Manually key in the data? Can't the two systems be made to talk to each other? Never mind the multibillion-dollar medical industry; how often do you get a computer-generated bill, invoice, or airline ticket, and then manually key the information into your computer to manage your schedule or finances? Is this the best we can do? Not if the XML revolution succeeds.

Today, several major Web search services build big indexes. These are incredibly useful, but they're also limited: they don't know the difference between a book by Ben Franklin and a book about Ben Franklin, let alone the difference between an African beetle and a Volkswagon Beetle.

The search services do know which part of your page is the title, because the <title> tag in the HTML markup tells them.

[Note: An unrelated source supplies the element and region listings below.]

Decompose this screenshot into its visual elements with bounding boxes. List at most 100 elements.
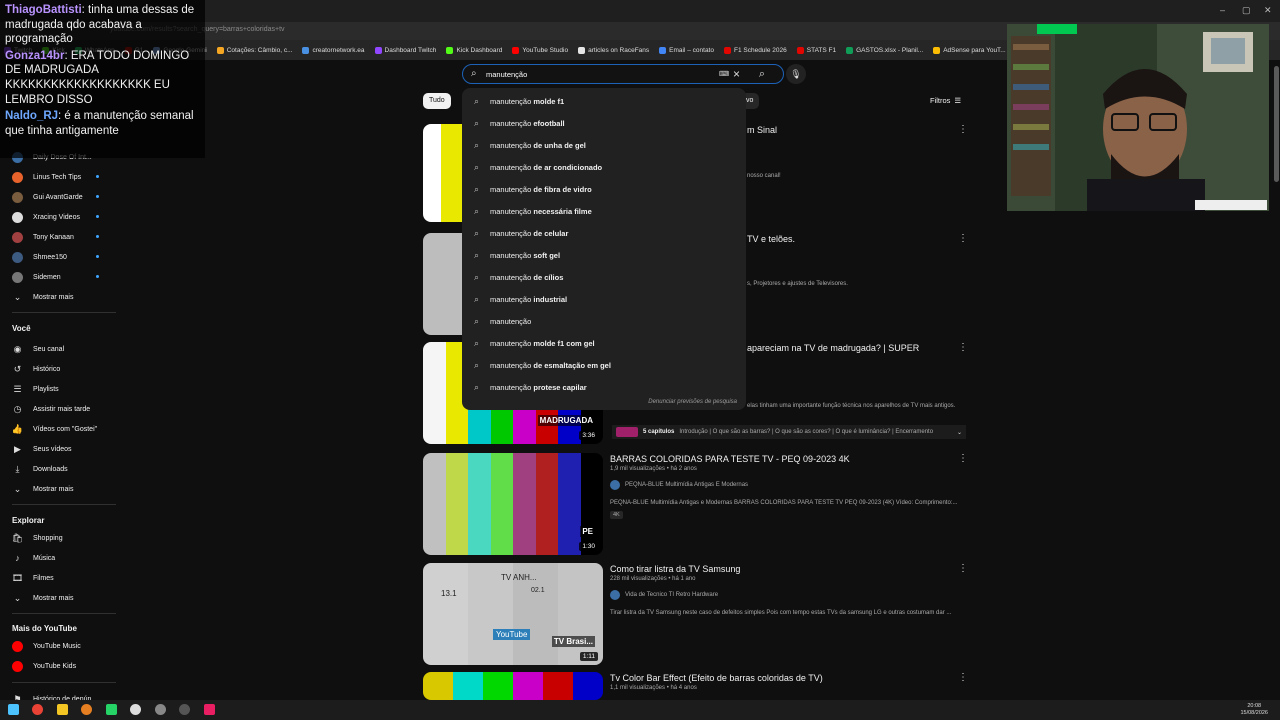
- sidebar-item[interactable]: ◷ Assistir mais tarde: [12, 402, 91, 416]
- more-actions-icon[interactable]: ⋮: [958, 342, 968, 353]
- bookmark-item[interactable]: Cotações: Câmbio, c...: [216, 46, 292, 54]
- suggestion-completion: de celular: [531, 228, 569, 238]
- more-actions-icon[interactable]: ⋮: [958, 563, 968, 574]
- close-window-icon[interactable]: ✕: [1264, 5, 1272, 16]
- sidebar-item[interactable]: ◉ Seu canal: [12, 342, 65, 356]
- sidebar-item[interactable]: ⌄ Mostrar mais: [12, 591, 74, 605]
- search-icon: ⌕: [474, 271, 480, 282]
- more-actions-icon[interactable]: ⋮: [958, 453, 968, 464]
- search-suggestion[interactable]: ⌕ manutenção efootball: [474, 116, 565, 130]
- bookmark-favicon-icon: [446, 46, 454, 54]
- sidebar-subscription[interactable]: Shmee150: [12, 250, 99, 264]
- sidebar-item[interactable]: YouTube Kids: [12, 659, 76, 673]
- video-title[interactable]: BARRAS COLORIDAS PARA TESTE TV - PEQ 09-…: [610, 454, 850, 464]
- filters-button[interactable]: Filtros ☰: [930, 96, 961, 105]
- video-thumbnail[interactable]: TV Brasi... TV ANH... 13.1 02.1 YouTube 1:11: [423, 563, 603, 665]
- video-title[interactable]: apareciam na TV de madrugada? | SUPER: [747, 343, 919, 353]
- folder-icon[interactable]: [57, 704, 68, 715]
- video-title[interactable]: Tv Color Bar Effect (Efeito de barras co…: [610, 673, 823, 683]
- start-icon[interactable]: [8, 704, 19, 715]
- video-channel[interactable]: Vida de Tecnico TI Retro Hardware: [610, 590, 718, 600]
- report-predictions-link[interactable]: Denunciar previsões de pesquisa: [648, 399, 737, 405]
- search-suggestion[interactable]: ⌕ manutenção: [474, 314, 531, 328]
- sidebar-item[interactable]: ↺ Histórico: [12, 362, 61, 376]
- sidebar-item[interactable]: 🎞 Filmes: [12, 571, 54, 585]
- video-thumbnail[interactable]: PE 1:30: [423, 453, 603, 555]
- bookmark-item[interactable]: Kick Dashboard: [446, 46, 502, 54]
- chrome-icon[interactable]: [32, 704, 43, 715]
- more-actions-icon[interactable]: ⋮: [958, 672, 968, 683]
- suggestion-prefix: manutenção: [490, 316, 532, 326]
- bookmark-item[interactable]: articles on RaceFans: [578, 46, 649, 54]
- obs-icon[interactable]: [130, 704, 141, 715]
- sidebar-item[interactable]: ▶ Seus vídeos: [12, 442, 72, 456]
- sidebar-subscription[interactable]: Linus Tech Tips: [12, 170, 99, 184]
- app-icon[interactable]: [81, 704, 92, 715]
- sidebar-subscription[interactable]: Sidemen: [12, 270, 99, 284]
- bookmark-label: AdSense para YouT...: [943, 46, 1006, 54]
- sidebar-subscription[interactable]: Tony Kanaan: [12, 230, 99, 244]
- search-suggestion[interactable]: ⌕ manutenção soft gel: [474, 248, 560, 262]
- sidebar-item[interactable]: ♪ Música: [12, 551, 55, 565]
- maximize-icon[interactable]: ▢: [1242, 5, 1251, 16]
- more-actions-icon[interactable]: ⋮: [958, 124, 968, 135]
- video-thumbnail[interactable]: [423, 672, 603, 700]
- keyboard-icon[interactable]: ⌨: [719, 70, 729, 78]
- clear-search-icon[interactable]: ×: [733, 67, 740, 81]
- search-suggestion[interactable]: ⌕ manutenção protese capilar: [474, 380, 587, 394]
- search-suggestion[interactable]: ⌕ manutenção de celular: [474, 226, 568, 240]
- search-suggestion[interactable]: ⌕ manutenção de fibra de vidro: [474, 182, 592, 196]
- bookmark-item[interactable]: STATS F1: [796, 46, 836, 54]
- video-chapters[interactable]: 5 capítulos Introdução | O que são as bar…: [612, 425, 966, 439]
- chevron-down-icon[interactable]: ⌄: [957, 429, 962, 436]
- sidebar-item[interactable]: ⤓ Downloads: [12, 462, 68, 476]
- sidebar-item[interactable]: 👍 Vídeos com "Gostei": [12, 422, 97, 436]
- sidebar-item[interactable]: YouTube Music: [12, 639, 81, 653]
- sidebar-divider: [12, 312, 116, 313]
- search-suggestion[interactable]: ⌕ manutenção molde f1: [474, 94, 564, 108]
- search-suggestion[interactable]: ⌕ manutenção industrial: [474, 292, 567, 306]
- search-box[interactable]: ⌕ manutenção ⌨ ×: [462, 64, 784, 84]
- search-suggestion[interactable]: ⌕ manutenção de esmaltação em gel: [474, 358, 611, 372]
- video-title[interactable]: Como tirar listra da TV Samsung: [610, 564, 740, 574]
- bookmark-item[interactable]: F1 Schedule 2026: [723, 46, 787, 54]
- bookmark-item[interactable]: GASTOS.xlsx - Planil...: [846, 46, 923, 54]
- video-title[interactable]: TV e telões.: [747, 234, 795, 244]
- bookmark-item[interactable]: creatornetwork.ea: [302, 46, 365, 54]
- app3-icon[interactable]: [204, 704, 215, 715]
- search-suggestion[interactable]: ⌕ manutenção de ar condicionado: [474, 160, 602, 174]
- chip-all[interactable]: Tudo: [423, 93, 451, 109]
- search-suggestion[interactable]: ⌕ manutenção de cílios: [474, 270, 563, 284]
- app2-icon[interactable]: [179, 704, 190, 715]
- sidebar-item[interactable]: ⌄ Mostrar mais: [12, 482, 74, 496]
- sidebar-subscription[interactable]: Xracing Videos: [12, 210, 99, 224]
- channel-avatar: [610, 590, 620, 600]
- more-actions-icon[interactable]: ⋮: [958, 233, 968, 244]
- sidebar-item[interactable]: 🛍 Shopping: [12, 531, 63, 545]
- thumbnail-bar: [423, 563, 468, 665]
- bookmark-item[interactable]: AdSense para YouT...: [933, 46, 1006, 54]
- settings-icon[interactable]: [155, 704, 166, 715]
- bookmark-item[interactable]: Dashboard Twitch: [374, 46, 436, 54]
- page-scrollbar-thumb[interactable]: [1274, 66, 1279, 182]
- sidebar-show-more[interactable]: ⌄ Mostrar mais: [12, 290, 74, 304]
- whatsapp-icon[interactable]: [106, 704, 117, 715]
- video-title[interactable]: m Sinal: [747, 125, 777, 135]
- sidebar-you-title[interactable]: Você: [12, 324, 31, 333]
- video-duration: 1:11: [579, 652, 598, 661]
- video-channel[interactable]: PEQNA-BLUE Multimídia Antigas E Modernas: [610, 480, 748, 490]
- search-suggestion[interactable]: ⌕ manutenção molde f1 com gel: [474, 336, 595, 350]
- voice-search-icon[interactable]: 🎙: [786, 64, 806, 84]
- search-suggestion[interactable]: ⌕ manutenção necessária filme: [474, 204, 592, 218]
- channel-avatar: [12, 271, 23, 283]
- search-button[interactable]: ⌕: [750, 64, 774, 84]
- bookmark-item[interactable]: YouTube Studio: [512, 46, 568, 54]
- sidebar-item-label: Playlists: [33, 385, 59, 393]
- sidebar-subscription[interactable]: Gui AvantGarde: [12, 190, 99, 204]
- search-suggestion[interactable]: ⌕ manutenção de unha de gel: [474, 138, 586, 152]
- sidebar-item[interactable]: ☰ Playlists: [12, 382, 59, 396]
- system-clock[interactable]: 20:08 15/08/2026: [1240, 703, 1268, 717]
- bookmark-item[interactable]: Email – contato: [659, 46, 714, 54]
- search-input[interactable]: manutenção: [486, 70, 527, 79]
- minimize-icon[interactable]: –: [1220, 5, 1225, 15]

Why not just add <by> and <about> and <genus> and such tags to HTML? Because...

HTML was a critical first step, but it is, by design, a one-size-fits-all solution; it works well when applied to its original domain of simple structured documents with links, but doesn't work so well in all the other domains where people want the Web to apply.

XML, like the Internet and the Web, is designed to facilitate a marketplace of competing companies, innovative individuals, and organizations of all sizes in between. W3C is a consortium of 270+ member organizations committed to the growth of this marketplace, ensuring interoperability and smooth evolution.

This decentralized marketplace is already at work: to automate exchange of bills, statements, and payments, the banking and software heavyweights are working on Open Financial Exchange (OFX); meanwhile, to automate exchange of information about chemicals, their properties, uses and suppliers, one researcher in Nottingham, Peter Murray-Rust, rolled up his sleeves, and Chemical Markup Language (CML) was born.

XML is intended to span this wide spectrum of application, and it has become a strategic technology in W3C, where members are sharing resources to compliment HTML with XML-based technologies:

XML by itself is just a simple text format; but together with all the ways it's being used to share structured information, it's a revolution that promises to make the Web a whole lot smarter.


References

[WWW92]
World-Wide Web: The Information Universe
Berners-Lee, T., et al., (1992), Electronic Networking: Research, Applications and Policy, Vol 1 No 2, Meckler, Westport CT, Spring 1992
[Bosak97]
XML, Java, and the future of the Web
Jon Bosak, Sun Microsystems


Dan Connolly is the leader of the W3C Architecture Domain. He began contributing to the World Wide Web project, and in particular, the HTML specification, while developing hypertext production and delivery software in 1992.

He presented a draft of HTML 2.0 at the first Web Conference in 1994 in Geneva, and served as editor until it became a Proposed Standard RFC in November 1995.

He was the chair of the W3C Working Group that produced HTML 3.2 and HTML 4.0, and collaborated with Jon Bosak to form the W3C XML Working Group and produce the W3C XML 1.0 Recommendation.

Dan received a B.S. in Computer Science from the University of Texas at Austin in 1990. His research interest is investigating the value of formal descriptions of chaotic systems like the Web, especially in the consensus-building process.